放送したお宅
2009年12月18日(金)放送
神奈川県横浜市・岡本+髙井邸
- 4方を囲まれた敷地に光と風 つながる2世帯住宅 -

2008年10月完成

敷地面積 145平米 (44坪)
建築面積 73平米 (22坪)
延床面積 145平米 (44坪)
木造(軸組在来工法布基礎)
建築費:3400万円 坪単価:77万円



四方を隣家に囲まれた旗竿敷地。ここに親世帯と子世帯、さらに建築家である夫のアトリエを収めた仕事場付き2世帯住宅。それぞれの世帯用に玄関は3つ設けられています。

2階は子世帯。周囲を囲まれた環境で採光するため、床が南に向かって徐々に高くなっていくスキップフロアを採用。1階の親世帯とのコミュニケーションの窓が複数設けられています。

食卓を兼ねた大きなカウンターキッチン。居間から中庭への視線の抜けを生かすため、上部のロフトを吊り構造とし、柱を無くしました。

限られた面積を有効に使うため、居間との一体感を持たせた寝室。もちろん障子で仕切ることもできます。壁の手掛かりを上ると展望塔。半畳の息抜きスペースです。

台所の上のロフトは子供の遊び部屋。ご主人のアトリエは、居住スペースと一転、合板仕上げ。仕事中も中庭を介して家族が互いの気配を感じられる位置関係です。

1階は親世帯。中庭と、2階の床に合わせて南に向かって上がっていく天井で採光を確保しています。壁の作り付け本棚は、圧迫感を出さないため、敢えて壁一杯にしないデザインに。

2世帯で一緒に食事を摂ることも多いので、1階の台所は、2人の主婦が同時に作業できる広々とした「コ」の字形のレイアウト。ここからも中庭が楽しめます。

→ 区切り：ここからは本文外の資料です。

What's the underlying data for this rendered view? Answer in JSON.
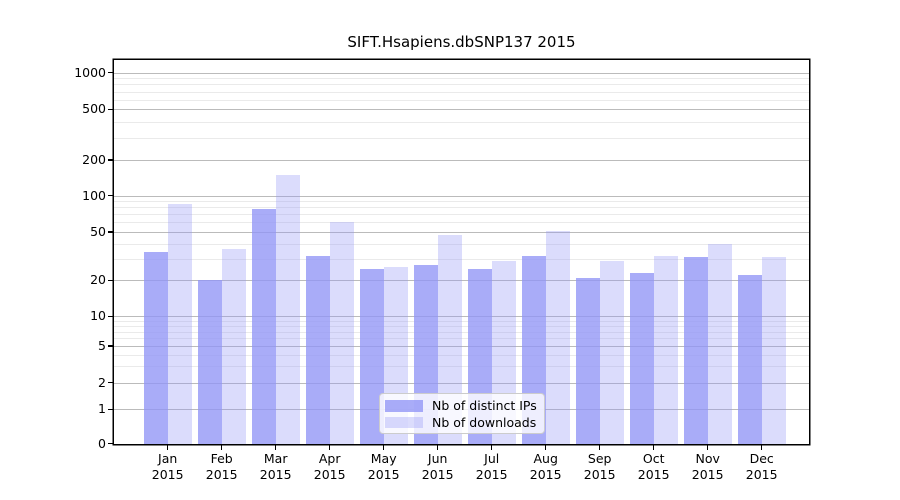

1階の寝室は中庭に面した南向き。2世帯共用の水回りはバリアフリーに配慮したデザイン。入浴しながら楽しめる坪庭も設けてあります。

建築家のプロフィール
岡本浩
1971年   兵庫県姫路市生まれ
東京工業大学大学院修士課程修了の後、建築家村田靖夫に師事
2003年   OASisを設立し、独立
2006年より日本工学院専門学校インテリアデザイン科にて非常勤講師を務める。

趣味では登山やスキーに長年親しんできましたが、最近は盆栽に目覚めました。
鉢を選び、木をかたちづくりながら育てるたのしみは、自然と建築の調和とも通じます。
住宅の設計と共に、得意としている庭のデザインがますます面白くなりそうです。

一級建築士
 
OASis一級建築士事務所
連絡先   神奈川県横浜市港北区篠原町82-23-2F
TEL   045-432-0453
FAX   020-4666-7392
E-mail   info@i-oasis.net
URL   http://www.i-oasis.net
 
建築家の一言
共働きの夫婦と妻の両親が、協力して子育てを充実させるための2世帯同居住宅です。細い袋小路の奥にある、周囲を隣家で囲まれた不整形な敷地に建つ建物は、1階はバリアフリーとして親世帯に、2階はスキップフロアの娘世帯として設計されました。
2階の床が南側に向かって段々畑のようにスキップしながら高くなっているのは、ギリギリに迫る隣家の屋根を“乗り越えて”南からの豊かな採光と通風を1階へ導くためです。またスキップする床と床のすきまに設けた小窓は、上下の世帯間のコミュニケーションを豊かにし、空調・換気のルートとしても活用しています。
建物最上部に設けたフリークライミングでしかたどり着けない超ミニ展望塔は、登山家の夢の隠れ家です。密集する隣家を超えて360°の景観を、そして富士山の姿を望めます。
建物の配置を工夫して、里山の小径のような前庭と、小さな雑木林のような中庭、お風呂に面した小さなフロ庭をつくることができました。密集住宅地でも外部空間を利用して気持ちの良いくらしができるよう心がけました。
 
渡辺篤史の感想
建築家であるご主人がデザインした2世帯・3世代同居の建物です。周囲を囲まれた敷地のため、採光・通風に配慮したデザインになっています。そして何よりもご両親への深い気遣いが感じられます。そうした気遣いが、これ見よがしではなく、さりげなく形になっている所が見事ですね。お嬢さんは、ここでたくさんの愛情に囲まれて育っていくんですね。